The country's vulnerability to food grains-related shocks was again exposed in 2008 when domestic production of food grains suffered badly because of natural calamities, including the cyclone Sidr that had battered the coastal districts in the late 2007, and international food prices shot up abnormally because of short supply. Besides, the production of food grains means a lot to the Bangladesh economy. Any major shortfall in their production does not only push up the price levels but also contributes to the fall in the country's GDP growth rate. This fiscal the economic growth rate stands to be lower than the original projection mainly for lower than anticipated growth in crop sub-sectors, besides manufacturing.
There is no denying that country's food production record has been impressive since the eighties despite so many odds faced by the farmers. The area and production under both Aman and Boro rice crops have increased manifold and the country, in the event of good harvests in a year, almost reaches near self-sufficiency in food production. Besides natural calamities, the food production is, however, often exposed to man-made crises relating to fuel oils, fertilisers and power and the government is yet to find a permanent solution to these problems. Serious efforts are not still there to address the issue of continuous decline in the arable land. Studies have revealed that nearly 1.0 per cent of farmland is lost every year to housing and other infrastructural needs.

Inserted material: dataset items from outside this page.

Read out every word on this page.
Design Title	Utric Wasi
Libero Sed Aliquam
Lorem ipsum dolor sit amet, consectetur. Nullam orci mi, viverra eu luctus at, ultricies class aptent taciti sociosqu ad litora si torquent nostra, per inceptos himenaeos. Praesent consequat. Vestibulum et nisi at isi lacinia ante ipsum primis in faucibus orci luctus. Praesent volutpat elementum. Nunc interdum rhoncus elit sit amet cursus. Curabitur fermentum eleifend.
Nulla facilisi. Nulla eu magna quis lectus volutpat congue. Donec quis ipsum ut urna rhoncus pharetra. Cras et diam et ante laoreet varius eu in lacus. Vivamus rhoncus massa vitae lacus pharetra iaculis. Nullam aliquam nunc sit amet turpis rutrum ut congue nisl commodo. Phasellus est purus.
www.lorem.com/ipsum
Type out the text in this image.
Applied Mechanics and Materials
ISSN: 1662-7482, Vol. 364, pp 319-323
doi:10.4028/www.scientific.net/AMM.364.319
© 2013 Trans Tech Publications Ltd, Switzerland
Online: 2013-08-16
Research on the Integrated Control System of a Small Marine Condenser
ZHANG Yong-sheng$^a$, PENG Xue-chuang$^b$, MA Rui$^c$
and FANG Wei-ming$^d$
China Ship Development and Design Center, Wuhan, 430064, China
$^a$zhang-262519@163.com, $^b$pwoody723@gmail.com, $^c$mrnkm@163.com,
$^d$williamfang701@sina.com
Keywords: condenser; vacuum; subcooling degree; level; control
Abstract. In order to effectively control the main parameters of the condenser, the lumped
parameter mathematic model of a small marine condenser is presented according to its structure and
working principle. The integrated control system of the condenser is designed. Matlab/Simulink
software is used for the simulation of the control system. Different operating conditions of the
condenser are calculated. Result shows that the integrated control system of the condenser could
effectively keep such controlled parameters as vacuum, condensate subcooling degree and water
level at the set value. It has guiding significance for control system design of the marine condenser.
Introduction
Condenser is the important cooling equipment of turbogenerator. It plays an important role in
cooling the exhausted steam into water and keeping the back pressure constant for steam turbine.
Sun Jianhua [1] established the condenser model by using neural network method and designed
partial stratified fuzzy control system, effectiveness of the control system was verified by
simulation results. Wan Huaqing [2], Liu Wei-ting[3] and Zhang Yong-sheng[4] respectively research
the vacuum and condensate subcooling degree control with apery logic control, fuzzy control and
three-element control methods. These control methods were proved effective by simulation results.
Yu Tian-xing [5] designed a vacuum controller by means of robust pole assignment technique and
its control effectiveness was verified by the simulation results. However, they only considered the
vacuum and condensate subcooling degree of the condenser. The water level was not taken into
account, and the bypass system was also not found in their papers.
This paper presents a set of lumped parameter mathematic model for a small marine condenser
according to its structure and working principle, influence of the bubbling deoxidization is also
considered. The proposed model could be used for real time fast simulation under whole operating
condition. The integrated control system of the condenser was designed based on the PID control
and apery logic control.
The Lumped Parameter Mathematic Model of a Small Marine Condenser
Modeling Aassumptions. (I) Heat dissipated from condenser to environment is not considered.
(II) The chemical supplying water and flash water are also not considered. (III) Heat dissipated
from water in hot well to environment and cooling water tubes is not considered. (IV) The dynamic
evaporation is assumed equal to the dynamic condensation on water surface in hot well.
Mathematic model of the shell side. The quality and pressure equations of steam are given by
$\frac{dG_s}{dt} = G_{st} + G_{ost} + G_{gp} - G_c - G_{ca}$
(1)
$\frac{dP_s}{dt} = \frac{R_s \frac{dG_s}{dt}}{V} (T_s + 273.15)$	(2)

So, any investment plan for ensuring the country's long-term food security must address, among others, the issues mentioned above and should not be specific only to the food-related problems in some particular areas of the country. The plan should adequately deal with the issues relating to land management, efficient marketing of farm produces, timely availability of farm inputs at fair prices, storage and processing of agricultural products and large-scale introduction of modern farm practices and the latest technologies. Here, the goal should not be just getting a share of the G-8 fund meant for ensuring food security of some selected poor developing countries. Rather the government should also provide domestic public resources, in addition to the contributions made by the rich countries, in order to try its best to ensure long-term food security through a well-crafted investment plan.